The 2016 snowboard season started out dead slow on the east coast because of a ridiculuous lack of snowfall. So we did the logical thing and booked a trip out west where an epic El Nino was sending big fat cycles of snowfall into the mountains. Our stomping grounds over the last several years have been in the Wasatch mountain regions of Utah. But hearing that the northern Rockies were getting dumped on we booked a trip to some place new to us- Whitefish Ski Resort (formerly Big Mountain) in northwestern Montana. As it turned out, our Whitefish snowboarding trip consisted of four days of epic powder and non-stop fun- we hit it right this year.
The trip was not that expensive. We found flights out of Boston with a plane change in Minneapolis for just $350. We stayed at the Best Western right in town for $75 a night. And, to top it off we scored Liftopia lift tickets for $45 each day ($73 at the window)! The town of Whitefish has a ton of bars and restaurants that are reasonably priced. We even went to one bar that had dollar drafts on Thursday nights. There are also a few really cool distilleries popping up in the area that are worth checking out like the Spotted Bear, which offers some killer hand-made vodka drinks.
We hit the mountain on MLK Day and took a few laps on the middle section of the mountain since the summit lift opens a half hour later. The mountain had received several inches of snow daily in the week prior. Normally, our early to mid season snowboarding involves riding on a good amount of ice and super hard packed man-made snow. This snow was dry and powdery and an absolute blast to rip around on.

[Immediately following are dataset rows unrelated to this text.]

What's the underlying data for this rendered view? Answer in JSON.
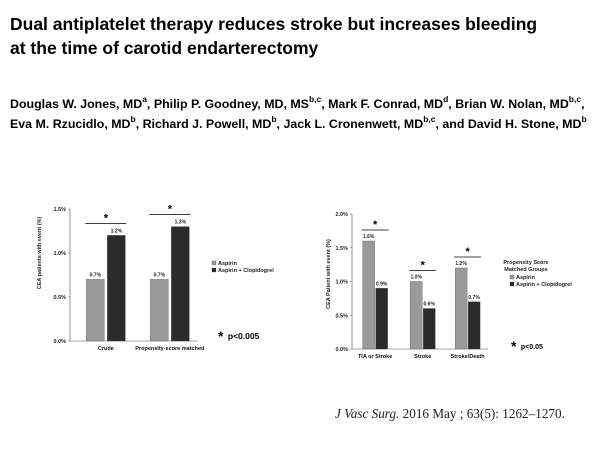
{
  "slide": {
    "title_line1": "Dual antiplatelet therapy reduces stroke but increases bleeding",
    "title_line2": "at the time of carotid endarterectomy",
    "authors": [
      {
        "name": "Douglas W. Jones, MD",
        "sup": "a",
        "sep": ", "
      },
      {
        "name": "Philip P. Goodney, MD, MS",
        "sup": "b,c",
        "sep": ", "
      },
      {
        "name": "Mark F. Conrad, MD",
        "sup": "d",
        "sep": ", "
      },
      {
        "name": "Brian W. Nolan, MD",
        "sup": "b,c",
        "sep": ", "
      },
      {
        "name": "Eva M. Rzucidlo, MD",
        "sup": "b",
        "sep": ", "
      },
      {
        "name": "Richard J. Powell, MD",
        "sup": "b",
        "sep": ", "
      },
      {
        "name": "Jack L. Cronenwett, MD",
        "sup": "b,c",
        "sep": ", and "
      },
      {
        "name": "David H. Stone, MD",
        "sup": "b",
        "sep": ""
      }
    ],
    "citation_journal": "J Vasc Surg.",
    "citation_rest": " 2016 May ; 63(5): 1262–1270."
  },
  "chart_data": [
    {
      "type": "bar",
      "ylabel": "CEA patients with event (%)",
      "ylim": [
        0,
        1.5
      ],
      "yticks": [
        "0.0%",
        "0.5%",
        "1.0%",
        "1.5%"
      ],
      "categories": [
        "Crude",
        "Propensity-score matched"
      ],
      "series": [
        {
          "name": "Aspirin",
          "values": [
            0.7,
            0.7
          ],
          "labels": [
            "0.7%",
            "0.7%"
          ],
          "color": "#9a9a9a"
        },
        {
          "name": "Aspirin + Clopidogrel",
          "values": [
            1.2,
            1.3
          ],
          "labels": [
            "1.2%",
            "1.3%"
          ],
          "color": "#2b2b2b"
        }
      ],
      "significance_marker": "*",
      "note_marker": "*",
      "note": "p<0.005",
      "legend_position": "right",
      "grid": false
    },
    {
      "type": "bar",
      "ylabel": "CEA Patient with event (%)",
      "ylim": [
        0,
        2.0
      ],
      "yticks": [
        "0.0%",
        "0.5%",
        "1.0%",
        "1.5%",
        "2.0%"
      ],
      "categories": [
        "TIA or Stroke",
        "Stroke",
        "Stroke/Death"
      ],
      "series": [
        {
          "name": "Aspirin",
          "values": [
            1.6,
            1.0,
            1.2
          ],
          "labels": [
            "1.6%",
            "1.0%",
            "1.2%"
          ],
          "color": "#9a9a9a"
        },
        {
          "name": "Aspirin + Clopidogrel",
          "values": [
            0.9,
            0.6,
            0.7
          ],
          "labels": [
            "0.9%",
            "0.6%",
            "0.7%"
          ],
          "color": "#2b2b2b"
        }
      ],
      "legend_title": [
        "Propensity Score",
        "Matched Groups"
      ],
      "significance_marker": "*",
      "note_marker": "*",
      "note": "p<0.05",
      "legend_position": "right",
      "grid": false
    }
  ]
}
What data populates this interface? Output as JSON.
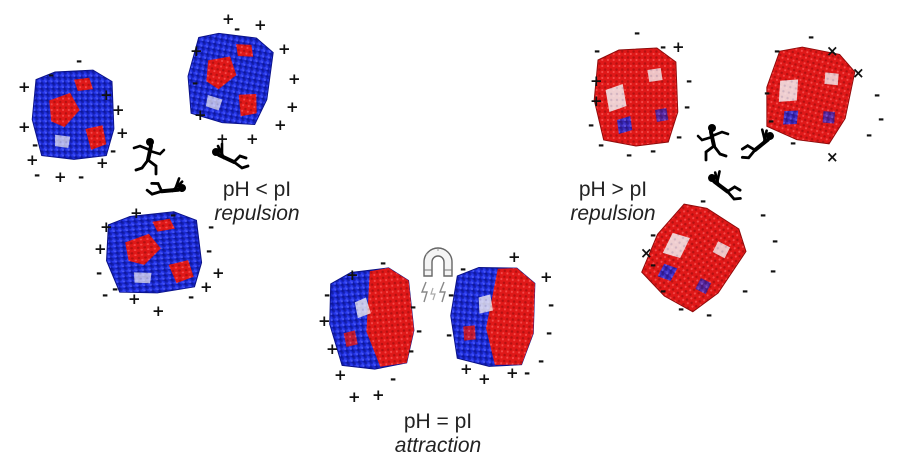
{
  "panels": {
    "low_ph": {
      "condition": "pH < pI",
      "effect": "repulsion"
    },
    "equal_ph": {
      "condition": "pH = pI",
      "effect": "attraction"
    },
    "high_ph": {
      "condition": "pH > pI",
      "effect": "repulsion"
    }
  },
  "colors": {
    "positive": "#1b2bd9",
    "negative": "#e01818",
    "neutral": "#f2eef0"
  },
  "icons": [
    "protein-surface",
    "running-figure-icon",
    "falling-figure-icon",
    "magnet-icon",
    "lightning-icon"
  ]
}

At the summit there was quite a bit of fog but no wind. We got some beta from the mountain ambassadors on where the best conditions were, which ended being on the north side of the mountain. This is where we would end up spending 90% of our time because the visibility, snow, and terrain were so good.
Monday was a bit foggy towards the top of the mountain, but Tuesday was a whole new level of socked-in. It reminded me of certain hikes I’ve done on Mount Washington in New Hampshire. It got so bad that at times we couldn’t tell what direction we were heading in. So we pulled the plug early that day and decided to take a drive over to Glacier National Park.
Glacier National Park is just over an hour from Whitefish, and it’s an amazing place. We entered the park on a road that skirted the 9 mile long Lake MacDonald. This lake was formed when a massive glacier tore through the mountains 10,000 years ago during the last ice age. The rocks on the shoreline are all worn smooth from being sucked up into the glacier and ground down. The water is crystal clear and the surrounding mountain ranges reflect off the surface like a shiny mirror.
A major storm cycle came in off the Pacific that night and dumped 9+ inches of fresh powder. It continued to come down over the next two days fattening up the mountain with glorious, feathery snow. It was a time of pure ecstasy as we ripped in and out of trees off Chairs 11 (Flower Point to the locals) and 7. And although the fog had not lifted, it was much thinner than the previous day and there were plenty of areas where it was non-issue. We shredded the steeps and trees all day long until our legs turned to jello.
This was also the day I got hung out on a cliff face, the snow being too deep to turn around and bail, I ended up attempting a 25 foot wall ride that ended by tomahawking down a short clearing in the trees. It’s easy to get into trouble when you’re alone and don’t have good knowledge of the mountain you’re riding. That experience was a reminder to me to stay vigilant on those high-stoke days.
Our last day riding at Whitefish was again unbelievable. A light to moderate snowfall continued steadily putting down a fresh layer of goods. Exploring the trees on the north side paid off with some super rich terrain. Aerial pow hits were everywhere and once again we rode all day till we were exhausted…. then we rode some more.
Whitefish is a unique place in the lower 48. The locals are low key and super friendly. The foggy conditions tend to keep the posers at bay, making it more of a blessing than an annoyance. The consistent snow and awesome terrain make this a place you go back to again and again. Whitefish snowboarding is so worth the trip out to Montana- we highly recommend you guys check it out.